Warren bill could create headache for Hillary

Sen. Elizabeth Warren (D-Mass.) has thrust anti-big bank policy into the 2016 presidential Democratic primary, presenting a new political challenge for front-runner Hillary Clinton.

Warren’s re-introduction on Tuesday of Glass-Steagall, which would require big banks to split up commercial and investment banking, is popular among the liberal base.

Proponents contend that former President Clinton’s repeal of the legislation in 1999 was part of deregulation that contributed to the 2008 economic collapse, an allegation that many economists — and the Clintons  — vehemently dispute.

“Getting rid of Glass-Steagall didn’t have anything to do with the crash. … Everybody acts like I sat in a closet and said, ‘What can I do for Wall Street today?’ ” Bill Clinton said at a financial conference last year. “Let me remind you, that bill passed 90-8 in the Senate.”
 
One of the eight senators who voted against was Bernie Sanders (Vt.), now a Democratic presidential candidate who has been steadily gaining on Hillary Clinton in the polls.
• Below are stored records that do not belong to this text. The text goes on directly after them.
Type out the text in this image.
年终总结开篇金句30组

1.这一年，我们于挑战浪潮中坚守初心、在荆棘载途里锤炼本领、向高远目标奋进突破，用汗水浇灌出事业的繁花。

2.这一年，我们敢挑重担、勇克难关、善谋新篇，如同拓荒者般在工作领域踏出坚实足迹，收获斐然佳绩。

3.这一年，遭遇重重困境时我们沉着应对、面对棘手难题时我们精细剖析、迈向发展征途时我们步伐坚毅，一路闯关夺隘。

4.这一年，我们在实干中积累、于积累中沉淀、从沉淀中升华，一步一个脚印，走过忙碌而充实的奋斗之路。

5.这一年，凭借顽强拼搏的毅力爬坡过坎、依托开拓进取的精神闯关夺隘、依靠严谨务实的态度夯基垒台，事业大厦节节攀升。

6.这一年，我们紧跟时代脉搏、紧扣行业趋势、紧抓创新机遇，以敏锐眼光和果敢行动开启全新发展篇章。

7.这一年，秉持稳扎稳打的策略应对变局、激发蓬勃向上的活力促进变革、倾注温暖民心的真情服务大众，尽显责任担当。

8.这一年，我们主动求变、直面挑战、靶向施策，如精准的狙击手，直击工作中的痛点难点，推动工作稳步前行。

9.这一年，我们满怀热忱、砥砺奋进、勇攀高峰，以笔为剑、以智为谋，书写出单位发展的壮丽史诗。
Maryland Gov. Martin O’Malley, another Democratic challenger, also supports Glass-Steagall.

“It’s essential in preventing another crash,” O’Malley tweeted earlier Tuesday, while thanking the bill’s other co-sponsors: Sens. John McCain (R-Ariz.), Maria Cantwell (D-Wash.) and Angus King (I-Maine).

“If that law hadn’t been repealed in 1999, the crash would have been contained,” O’Malley wrote in a March 2015 op-ed for The Des Moines Register.
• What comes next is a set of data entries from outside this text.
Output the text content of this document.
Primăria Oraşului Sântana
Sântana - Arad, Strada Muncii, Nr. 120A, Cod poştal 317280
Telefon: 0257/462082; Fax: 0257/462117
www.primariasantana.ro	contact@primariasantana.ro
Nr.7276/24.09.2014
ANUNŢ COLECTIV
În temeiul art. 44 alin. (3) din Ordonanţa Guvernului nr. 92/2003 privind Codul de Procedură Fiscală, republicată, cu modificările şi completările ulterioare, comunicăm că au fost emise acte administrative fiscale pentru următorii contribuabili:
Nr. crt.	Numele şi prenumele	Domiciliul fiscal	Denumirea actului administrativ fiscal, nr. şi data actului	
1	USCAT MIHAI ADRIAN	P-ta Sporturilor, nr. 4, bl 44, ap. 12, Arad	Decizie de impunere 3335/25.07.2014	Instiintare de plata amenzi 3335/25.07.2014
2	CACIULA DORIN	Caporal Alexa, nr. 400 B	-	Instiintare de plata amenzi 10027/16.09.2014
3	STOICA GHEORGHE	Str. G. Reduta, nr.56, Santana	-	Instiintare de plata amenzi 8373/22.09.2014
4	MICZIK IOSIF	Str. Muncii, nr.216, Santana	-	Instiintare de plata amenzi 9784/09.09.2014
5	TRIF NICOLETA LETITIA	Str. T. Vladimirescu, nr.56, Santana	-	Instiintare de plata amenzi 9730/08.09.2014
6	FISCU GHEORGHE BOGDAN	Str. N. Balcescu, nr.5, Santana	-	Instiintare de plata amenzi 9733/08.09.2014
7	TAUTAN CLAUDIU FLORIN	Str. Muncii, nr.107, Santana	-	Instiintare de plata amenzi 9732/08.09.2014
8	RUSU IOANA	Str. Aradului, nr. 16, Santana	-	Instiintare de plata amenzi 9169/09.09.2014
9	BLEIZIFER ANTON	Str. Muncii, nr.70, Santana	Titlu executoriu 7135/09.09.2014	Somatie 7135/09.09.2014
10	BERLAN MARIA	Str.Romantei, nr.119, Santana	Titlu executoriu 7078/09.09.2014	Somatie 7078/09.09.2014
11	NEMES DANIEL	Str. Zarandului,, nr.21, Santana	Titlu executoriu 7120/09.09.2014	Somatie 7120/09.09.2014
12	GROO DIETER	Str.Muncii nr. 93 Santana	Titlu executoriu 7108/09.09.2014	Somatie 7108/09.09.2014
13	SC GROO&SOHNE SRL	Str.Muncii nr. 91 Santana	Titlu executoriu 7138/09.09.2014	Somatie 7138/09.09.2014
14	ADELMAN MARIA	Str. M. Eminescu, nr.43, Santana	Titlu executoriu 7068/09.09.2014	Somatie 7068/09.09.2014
For liberals who are already wary of Clinton’s ties to Wall Street, Warren’s reintroduction of the bill could bring the issue to the campaign trail, even though the bill itself has virtually no chance of becoming law this Congress.

It gives her challengers an issue showing daylight between themselves and the Clinton, who retains a formidable lead in the polls, despite Sanders’s rise.
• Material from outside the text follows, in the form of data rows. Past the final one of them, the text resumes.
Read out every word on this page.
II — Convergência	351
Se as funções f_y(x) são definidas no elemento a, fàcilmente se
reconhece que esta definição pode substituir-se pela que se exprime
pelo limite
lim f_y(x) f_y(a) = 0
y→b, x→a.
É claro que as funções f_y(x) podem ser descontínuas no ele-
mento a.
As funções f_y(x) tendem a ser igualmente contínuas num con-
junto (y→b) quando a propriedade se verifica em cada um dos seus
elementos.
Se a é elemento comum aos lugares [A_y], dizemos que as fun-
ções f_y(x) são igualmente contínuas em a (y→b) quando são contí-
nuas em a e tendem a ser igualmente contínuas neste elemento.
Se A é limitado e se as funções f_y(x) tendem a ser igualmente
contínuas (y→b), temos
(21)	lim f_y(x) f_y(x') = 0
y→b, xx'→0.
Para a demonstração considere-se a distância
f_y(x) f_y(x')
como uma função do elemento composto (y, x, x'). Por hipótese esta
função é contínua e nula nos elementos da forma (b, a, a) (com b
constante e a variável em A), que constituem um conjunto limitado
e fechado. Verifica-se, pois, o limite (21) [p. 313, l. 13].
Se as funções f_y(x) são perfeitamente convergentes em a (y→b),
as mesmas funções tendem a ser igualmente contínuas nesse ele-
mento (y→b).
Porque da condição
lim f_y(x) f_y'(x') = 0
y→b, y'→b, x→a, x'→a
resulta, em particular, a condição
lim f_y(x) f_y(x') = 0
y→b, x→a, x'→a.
“The progressive wing of the party is getting louder and louder, and as such I expect both [Sanders and O’Malley] will try to draw a contrast with Hillary Clinton when it comes to Wall Street,” said Democratic strategist Jim Manley.

Robert Borosage, co-director of the liberal Campaign For America’s Future, praised Sanders and O’Malley for supporting Glass-Steagall.

“We don’t know where Hillary stands. Understandably she’s reluctant to choose between her donors and the activists base of the party,” Borosage said. “But just as with the trade debate, silence speaks loudly. You can’t be a ‘champion of everyday people’ and duck taking a stand on fundamental challenges facing the country.”

But Tony Fratto, a partner at the D.C.-based business consulting firm Hamilton Place Strategies, dubbed the bill “irrelevant.”

“It went nowhere before and it’s going nowhere again. It’s hard to take seriously a proposal that Senator Warren herself concedes would not have prevented the crisis,” Fratto said.

Still financial reformers heralded the legislation.

Adam Green, co-founder of the liberal Progressive Change Campaign Committee, said that the bill’s re-introduction “is great news and a reminder the Wall Street’s irresponsible actions deprived millions of people of their homes and life savings.”

“Wall Street reform should be among the economic populist issues at the center of the 2016 debate, we hope to see bold proposals from presidential, Senate and House candidates,” said Green, who is pushing for Democratic candidates to adopt a more progressive agenda, similar to Warren’s.

Top policymakers at the Federal Reserve have argued that Glass-Steagall wouldn’t have prevented the 2008 crisis and that its re-introduction would not prevent “too big to fail” financial institutions from receiving taxpayer bailouts.

Warren’s re-introduction of the legislation illustrates the grassroots disdain for the taxpayer bailouts from the crisis that still exists seven years after the collapse.

“Despite the progress we’ve made since 2008, the biggest banks continue to threaten our economy,” Warren said in a statement. “The 21st Century Glass-Steagall Act will … make our financial system more stable and secure.”

Warren has been reluctant to praise Clinton so far this election cycle. In contrast, she lauded Sanders in an interview last month with The Boston Herald.

“Bernie’s out talking about the issues that the American people want to hear about,” she told The Herald. “I love what Bernie is talking about. I think all the presidential candidates should be out talking about the big issues.”

— This story was updated at 6:24 p.m.